Riddell placed the virtual birds in the virtual sun and shadow to see how their bodies reacted. As virtual birds warmed, scientists could estimate how much water a bird would need to evaporate to cool.
The scientists found that as the temperature rose, the birds’ cooling costs increased by an average of 18.8%. These rising costs have matched the declining population observed over the past century.
A Cactus Wren in the California desert.
Another pattern has also emerged: increased heat and dryness reach larger birds, especially as they need much more water than smaller birds to cool. It is also harder for larger birds to find enough shade to protect their bodies from the sun. That could explain why the average body size of many bird species has declined, the scientists said. Species that became smaller saved up to 14% in cooling costs and suffered less decline than species that remained the same size.

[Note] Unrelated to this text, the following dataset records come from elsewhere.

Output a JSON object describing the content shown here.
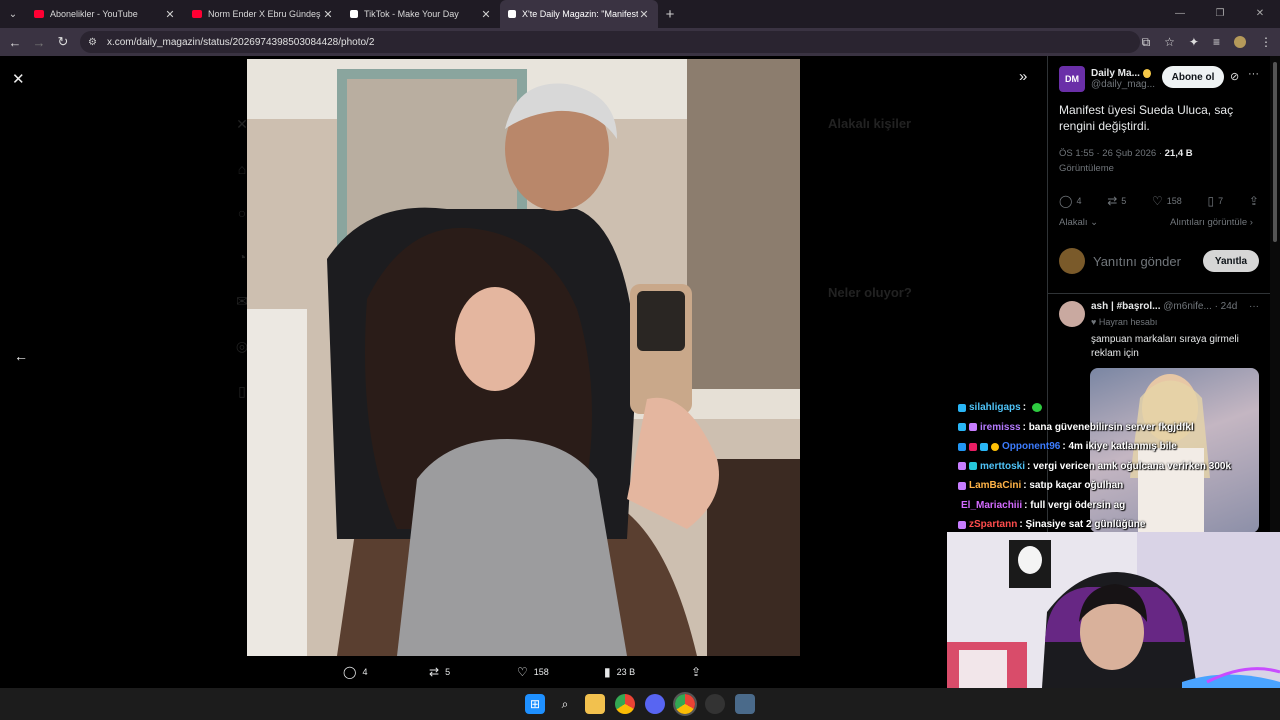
{
  "browser": {
    "tabs": [
      {
        "title": "Abonelikler - YouTube",
        "favicon_color": "#ff0033",
        "active": false
      },
      {
        "title": "Norm Ender X Ebru Gündeş - B",
        "favicon_color": "#ff0033",
        "active": false
      },
      {
        "title": "TikTok - Make Your Day",
        "favicon_color": "#ffffff",
        "active": false
      },
      {
        "title": "X'te Daily Magazin: \"Manifest ü",
        "favicon_color": "#ffffff",
        "active": true
      }
    ],
    "new_tab_label": "+",
    "url": "x.com/daily_magazin/status/2026974398503084428/photo/2"
  },
  "viewer": {
    "close_icon": "✕",
    "prev_icon": "←",
    "expand_icon": "»"
  },
  "photo_actions": {
    "replies": "4",
    "reposts": "5",
    "likes": "158",
    "views": "23 B"
  },
  "tweet": {
    "author_name": "Daily Ma...",
    "author_handle": "@daily_mag...",
    "avatar_text": "DM",
    "follow_label": "Abone ol",
    "text": "Manifest üyesi Sueda Uluca, saç rengini değiştirdi.",
    "time": "ÖS 1:55 · 26 Şub 2026 · ",
    "views_count": "21,4 B",
    "views_label": "Görüntüleme",
    "stats": {
      "replies": "4",
      "reposts": "5",
      "likes": "158",
      "bookmarks": "7"
    },
    "sort_label": "Alakalı",
    "quotes_link": "Alıntıları görüntüle",
    "reply_placeholder": "Yanıtını gönder",
    "reply_button": "Yanıtla"
  },
  "reply": {
    "name": "ash | #başrol...",
    "handle": "@m6nife...",
    "age": "· 24d",
    "fan_label": "Hayran hesabı",
    "text": "şampuan markaları sıraya girmeli reklam için"
  },
  "background_sidebar": {
    "related_heading": "Alakalı kişiler",
    "trending_heading": "Neler oluyor?"
  },
  "chat": [
    {
      "user": "silahligaps",
      "msg": ":",
      "color": "#4fc3f7"
    },
    {
      "user": "iremisss",
      "msg": ": bana güvenebilirsin server fkgjdfkl",
      "color": "#b57bff"
    },
    {
      "user": "Opponent96",
      "msg": ": 4m ikiye katlanmış bile",
      "color": "#3d7dff"
    },
    {
      "user": "merttoski",
      "msg": ": vergi vericen amk oğulcana verirken 300k",
      "color": "#4fc3f7"
    },
    {
      "user": "LamBaCini",
      "msg": ": satıp kaçar oğulhan",
      "color": "#ffb347"
    },
    {
      "user": "El_Mariachiii",
      "msg": ": full vergi ödersin ag",
      "color": "#d46bff"
    },
    {
      "user": "zSpartann",
      "msg": ": Şinasiye sat 2 günlüğüne",
      "color": "#ff4d4d"
    }
  ]
}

Birds that ate insects or other animals also fared worse than their herbivorous cousins that eat seeds, the scientists found. Probably because insectivores and carnivores don’t really drink water – they get their hydration straight from the creatures they eat. And the warmer, the more water they need. This holds them in a vicious cycle: overheated birds would have to spend more time and energy hunting in the hot sun, probably increasing their cooling costs.
Seed-eating birds drink water and therefore do better if they have some water around. But these are increasingly difficult to find in a dry climate, the scientists said.

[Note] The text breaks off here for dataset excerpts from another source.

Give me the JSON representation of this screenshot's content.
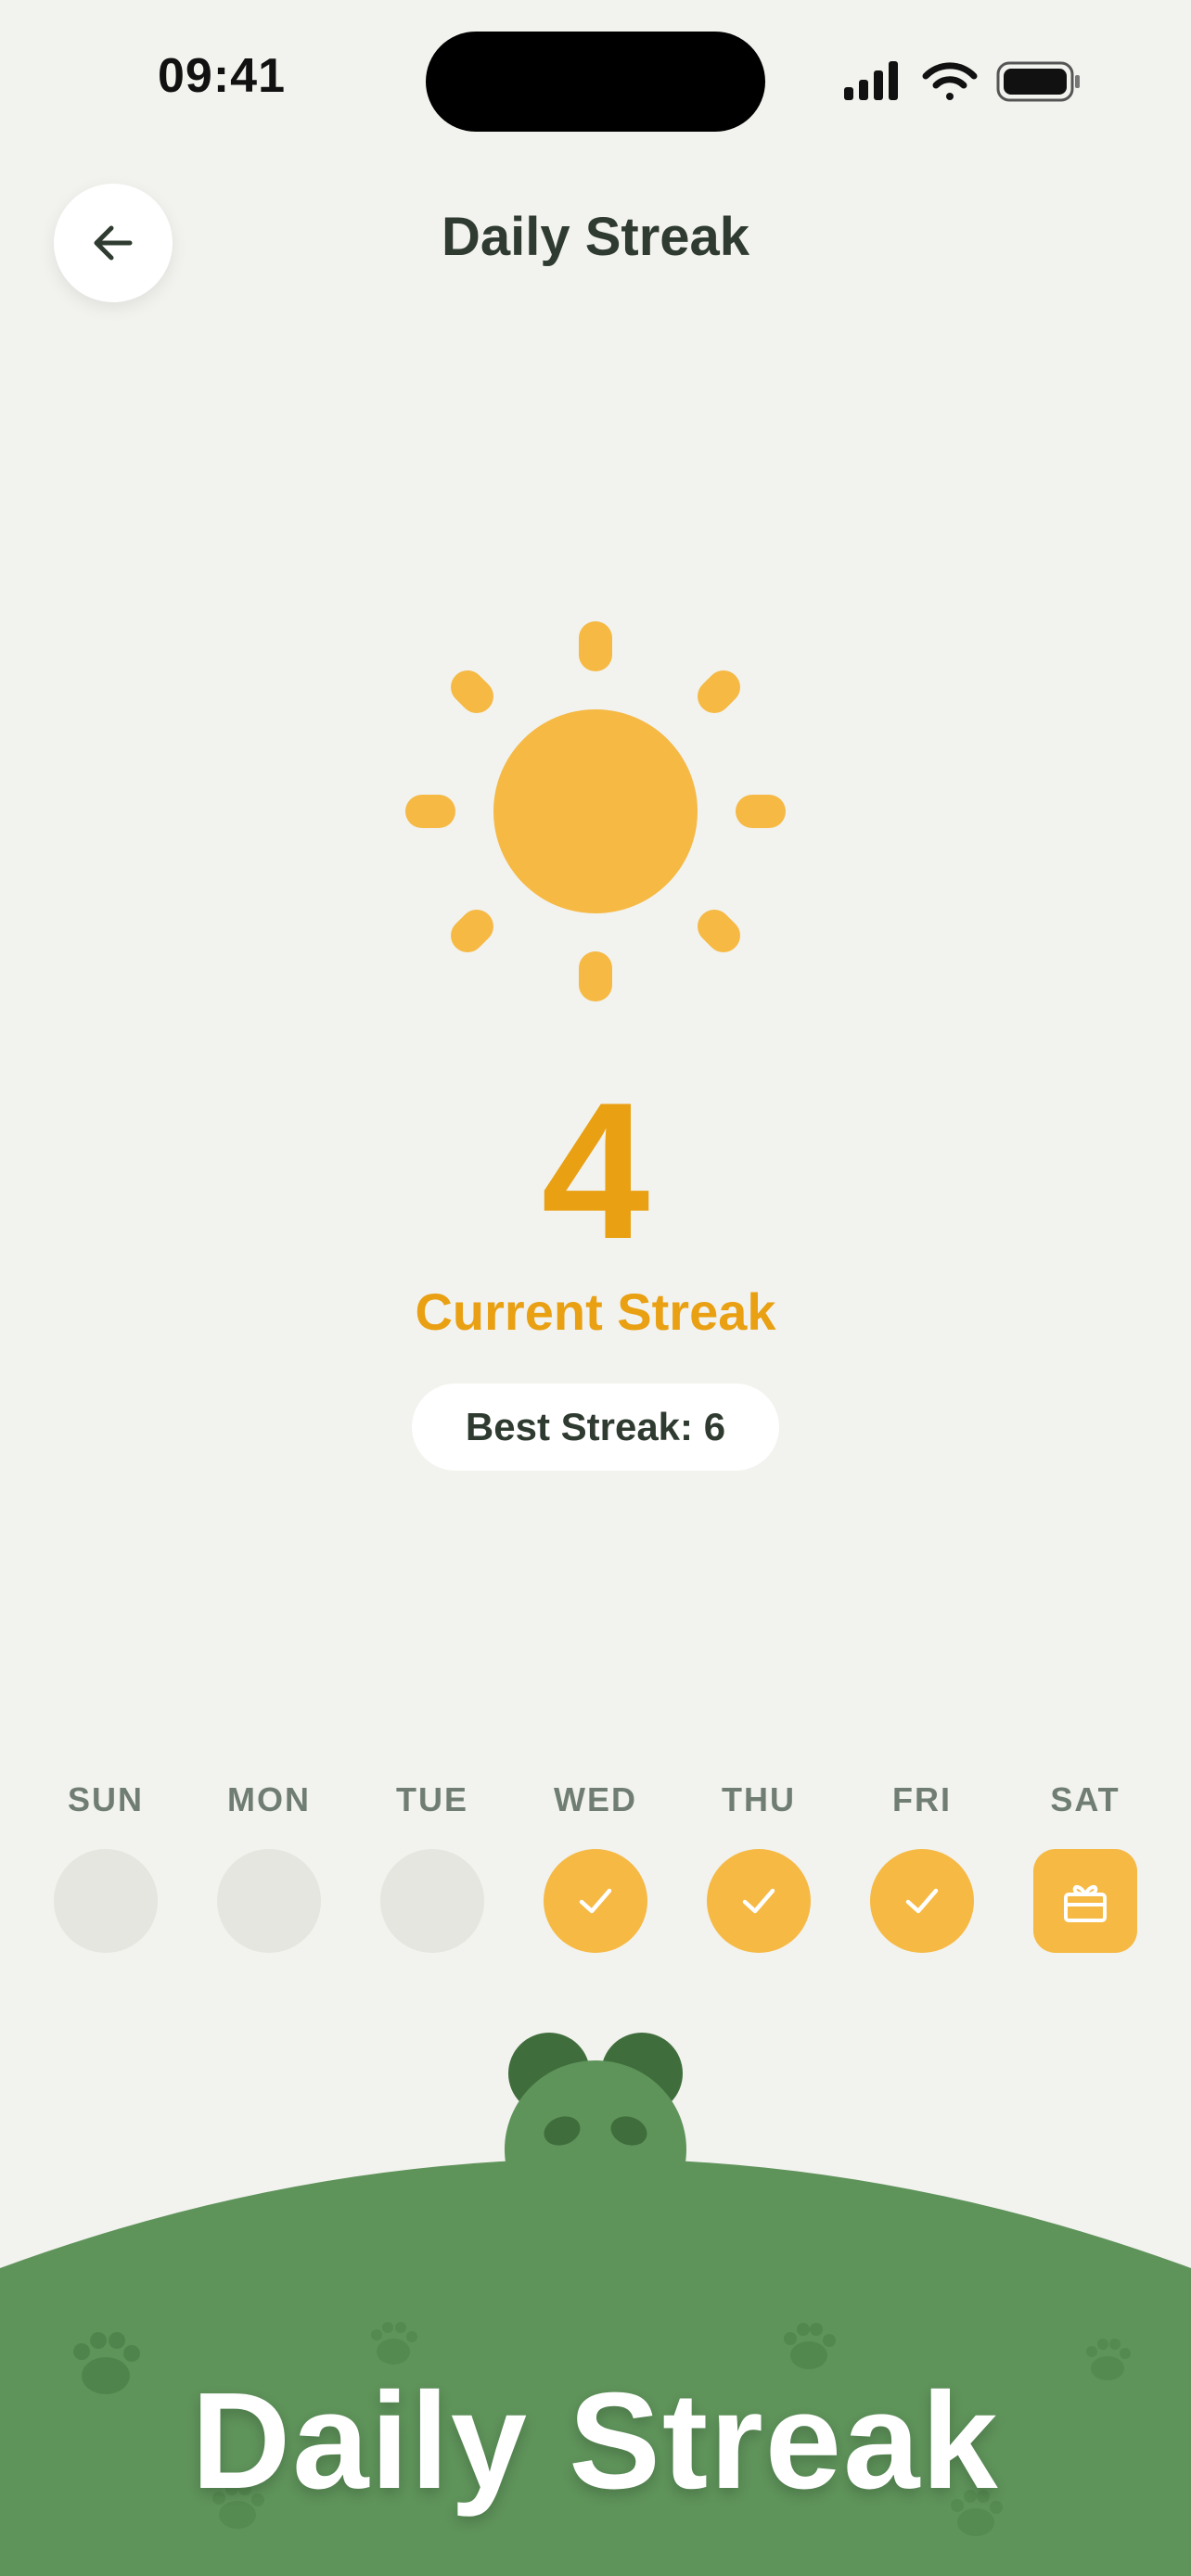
{
  "status_bar": {
    "time": "09:41"
  },
  "header": {
    "title": "Daily Streak",
    "back_icon": "arrow-left-icon"
  },
  "streak": {
    "current": "4",
    "current_label": "Current Streak",
    "best_label": "Best Streak: 6",
    "icon": "sun-icon"
  },
  "week": [
    {
      "label": "SUN",
      "state": "empty"
    },
    {
      "label": "MON",
      "state": "empty"
    },
    {
      "label": "TUE",
      "state": "empty"
    },
    {
      "label": "WED",
      "state": "done"
    },
    {
      "label": "THU",
      "state": "done"
    },
    {
      "label": "FRI",
      "state": "done"
    },
    {
      "label": "SAT",
      "state": "gift"
    }
  ],
  "banner": {
    "title": "Daily Streak"
  },
  "colors": {
    "background": "#f2f2ee",
    "accent": "#e9a012",
    "sun": "#f5b944",
    "hill": "#5e935a",
    "text_dark": "#2f3b30"
  }
}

These are just the costs that desert birds have already suffered, Beissinger said. Their situation will almost certainly get worse. In the future, as the world warms, these cooling costs are likely to rise by 50 to 78 percent – and an insignificant 14 percent discount on body shrinkage won’t help much.
Many previous studies have examined animal physiology and made predictions about how species might be affected by climate change, they said. John Wiens, an evolutionary ecologist at the University of Arizona who was not involved in the work. But the new article shows how animal physical limits have already been tested by global warming.
“It’s very different,” Wiens said of the work.
California desert birds are probably not the only ones that will suffer this kind of consequence, Wiens added. Deserts around the world are getting hotter and drier, and their bird inhabitants may be suffering as a result.
Iknayan said the researchers plan to conduct a similar analysis with small mammal populations, which Grinnell also researched.
“Unfortunately, one of the major impacts of climate change is that many places will become even more arid – so those principles can also be applied more broadly,” Wiens said.
Finally, he said, the way to help birds is to address the underlying cause of their situation.
“The best thing to do is to stop climate change – or improve it as much as possible,” he said.